From Wikipedia, the free encyclopedia
Horatio is a character from William Shakespeare's play Hamlet. A friend of Prince Hamlet from Wittenberg University, Horatio's origins are unknown, though he is evidently poor  and was present on the battlefield when Hamlet's father defeated 'the ambitious Norway'. Horatio is evidently not directly involved in the intrigue at the Danish court; thus, he makes a good foil or sounding board for Hamlet. He is often not identified as any specific court position, but simply as "friend to Hamlet."
Horatio is Hamlet's most trusted friend, to whom Hamlet reveals all his plans. Several times Hamlet swears his affection to Horatio in a way he does for no other character. Horatio swears himself to secrecy about the ghost and Hamlet's pretense of madness, and conspires with Hamlet to prove Claudius's guilt in the mousetrap play. He is the first to know of Hamlet's return from England, and is with him when he learns of Ophelia's death.
"Horatio, thou art e'en as just a manAs e'er my conversation cop'd withal."
|— Hamlet to Horatio in the play Hamlet|
Not only is Horatio loyal and supportive, but he is also rational. The guards in the opening scene call upon Horatio to bear witness to the presence of the ghost, trusting in his unbiased opinion. Without proof, Horatio is skeptical of the ghost: "Horatio says 'tis but our fantasy,/ And will not let belief take hold of him." The fact that Horatio sees the ghost has been used to refute the theory that the ghost is a figment of Hamlet's imagination.

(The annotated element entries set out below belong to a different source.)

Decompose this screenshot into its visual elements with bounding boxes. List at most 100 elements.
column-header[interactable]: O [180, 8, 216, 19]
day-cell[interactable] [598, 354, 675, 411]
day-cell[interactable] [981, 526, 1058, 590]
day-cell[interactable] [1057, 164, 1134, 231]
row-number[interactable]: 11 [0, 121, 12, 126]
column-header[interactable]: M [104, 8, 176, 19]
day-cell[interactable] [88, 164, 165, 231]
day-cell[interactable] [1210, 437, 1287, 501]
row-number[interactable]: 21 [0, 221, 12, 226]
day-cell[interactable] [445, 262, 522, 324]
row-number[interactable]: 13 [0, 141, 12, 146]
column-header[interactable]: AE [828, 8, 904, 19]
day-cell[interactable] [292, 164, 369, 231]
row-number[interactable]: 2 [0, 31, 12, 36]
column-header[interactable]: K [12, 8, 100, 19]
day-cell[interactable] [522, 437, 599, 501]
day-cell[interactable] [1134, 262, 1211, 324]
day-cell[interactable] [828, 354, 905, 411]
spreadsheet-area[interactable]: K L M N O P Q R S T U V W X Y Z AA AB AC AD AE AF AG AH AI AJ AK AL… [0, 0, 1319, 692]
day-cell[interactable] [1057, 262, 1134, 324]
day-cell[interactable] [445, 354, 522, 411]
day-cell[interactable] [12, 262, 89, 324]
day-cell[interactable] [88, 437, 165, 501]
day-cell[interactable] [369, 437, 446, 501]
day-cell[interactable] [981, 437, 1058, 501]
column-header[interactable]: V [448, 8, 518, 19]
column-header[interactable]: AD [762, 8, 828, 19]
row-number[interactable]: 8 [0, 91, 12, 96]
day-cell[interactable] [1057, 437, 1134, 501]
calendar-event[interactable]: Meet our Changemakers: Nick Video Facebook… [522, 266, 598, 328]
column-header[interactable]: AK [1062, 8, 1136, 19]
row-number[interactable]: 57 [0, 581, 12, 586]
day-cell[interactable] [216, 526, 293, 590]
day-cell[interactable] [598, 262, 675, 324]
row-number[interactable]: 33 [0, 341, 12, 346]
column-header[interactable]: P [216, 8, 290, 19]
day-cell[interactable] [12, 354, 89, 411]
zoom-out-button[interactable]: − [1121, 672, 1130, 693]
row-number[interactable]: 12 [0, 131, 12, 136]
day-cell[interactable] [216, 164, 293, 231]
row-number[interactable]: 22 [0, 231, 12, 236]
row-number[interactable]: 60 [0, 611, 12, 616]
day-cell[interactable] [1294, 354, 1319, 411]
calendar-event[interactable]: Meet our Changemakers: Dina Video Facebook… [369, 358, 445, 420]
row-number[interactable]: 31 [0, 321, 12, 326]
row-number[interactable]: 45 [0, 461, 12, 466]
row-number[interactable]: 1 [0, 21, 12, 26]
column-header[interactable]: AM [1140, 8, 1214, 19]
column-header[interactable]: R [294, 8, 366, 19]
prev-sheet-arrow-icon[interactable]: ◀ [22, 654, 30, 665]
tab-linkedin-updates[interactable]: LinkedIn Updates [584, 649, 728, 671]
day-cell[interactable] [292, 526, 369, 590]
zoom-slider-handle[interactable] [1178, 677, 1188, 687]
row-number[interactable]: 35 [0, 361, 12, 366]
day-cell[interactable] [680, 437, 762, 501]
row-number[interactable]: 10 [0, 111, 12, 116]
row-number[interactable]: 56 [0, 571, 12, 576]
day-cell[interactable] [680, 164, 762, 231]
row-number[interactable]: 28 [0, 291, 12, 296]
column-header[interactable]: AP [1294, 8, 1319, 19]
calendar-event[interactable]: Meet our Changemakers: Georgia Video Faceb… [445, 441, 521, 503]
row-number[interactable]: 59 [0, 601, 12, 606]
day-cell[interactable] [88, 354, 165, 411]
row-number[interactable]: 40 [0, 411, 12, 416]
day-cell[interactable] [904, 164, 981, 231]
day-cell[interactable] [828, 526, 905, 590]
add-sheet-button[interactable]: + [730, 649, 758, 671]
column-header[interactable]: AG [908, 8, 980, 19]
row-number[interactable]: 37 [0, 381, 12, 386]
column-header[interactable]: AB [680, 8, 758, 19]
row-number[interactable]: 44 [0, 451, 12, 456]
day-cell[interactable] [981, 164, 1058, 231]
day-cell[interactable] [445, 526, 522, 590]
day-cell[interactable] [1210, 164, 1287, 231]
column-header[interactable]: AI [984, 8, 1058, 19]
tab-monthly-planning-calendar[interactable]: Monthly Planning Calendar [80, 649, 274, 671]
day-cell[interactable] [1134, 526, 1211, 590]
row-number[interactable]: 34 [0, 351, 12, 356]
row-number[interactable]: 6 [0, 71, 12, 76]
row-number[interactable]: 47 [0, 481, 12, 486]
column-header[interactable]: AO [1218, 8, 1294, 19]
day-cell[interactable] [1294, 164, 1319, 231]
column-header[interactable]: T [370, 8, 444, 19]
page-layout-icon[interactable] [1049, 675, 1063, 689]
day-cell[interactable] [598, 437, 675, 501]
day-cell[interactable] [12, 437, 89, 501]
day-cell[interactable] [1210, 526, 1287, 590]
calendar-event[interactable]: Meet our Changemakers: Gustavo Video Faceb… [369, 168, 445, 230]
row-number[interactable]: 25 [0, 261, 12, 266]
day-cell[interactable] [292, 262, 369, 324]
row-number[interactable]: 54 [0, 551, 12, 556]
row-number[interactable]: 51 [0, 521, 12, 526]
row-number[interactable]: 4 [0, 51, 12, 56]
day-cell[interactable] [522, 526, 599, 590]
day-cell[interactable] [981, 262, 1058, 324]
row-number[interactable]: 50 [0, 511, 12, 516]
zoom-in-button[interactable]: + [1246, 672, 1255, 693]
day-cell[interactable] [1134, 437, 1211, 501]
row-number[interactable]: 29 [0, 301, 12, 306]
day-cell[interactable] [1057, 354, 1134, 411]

At the end of the play, Horatio proposes to finish off the poisoned drink which was intended for Hamlet, saying that he is 'more an antique Roman than a Dane', but the dying prince wrestles the cup away from him and bids Horatio to live, help put things right in Denmark; "If thou didst ever hold me in thy heart, / Absent thee from felicity a while, / And in this harsh world draw thy breath in pain / To tell my story." Hamlet's last request creates an interesting parallel between the name Horatio and the Latin orator, meaning "speaker".
Horatio is present through most of the major scenes of the play, but Hamlet is usually the only person to acknowledge that he is present; when other characters address him, they are almost always telling him to leave. He is often in scenes that are usually remembered as soliloquies, such as Hamlet's famous scene with the skull he calls 'Yorick'. Horatio is also present during the mousetrap play, the discovery of Ophelia's madness (though the role of an anonymous gentleman-courtier has been substituted in this scene), Hamlet's display at Ophelia's grave, and the all-important final scene. He is the only major main character to survive all the way to the end of the play.
In performance, the part of Horatio is the only part in the play that can't be doubled, i.e. that can't be played by an actor who also plays another character, since he is present in scenes involving nearly every character.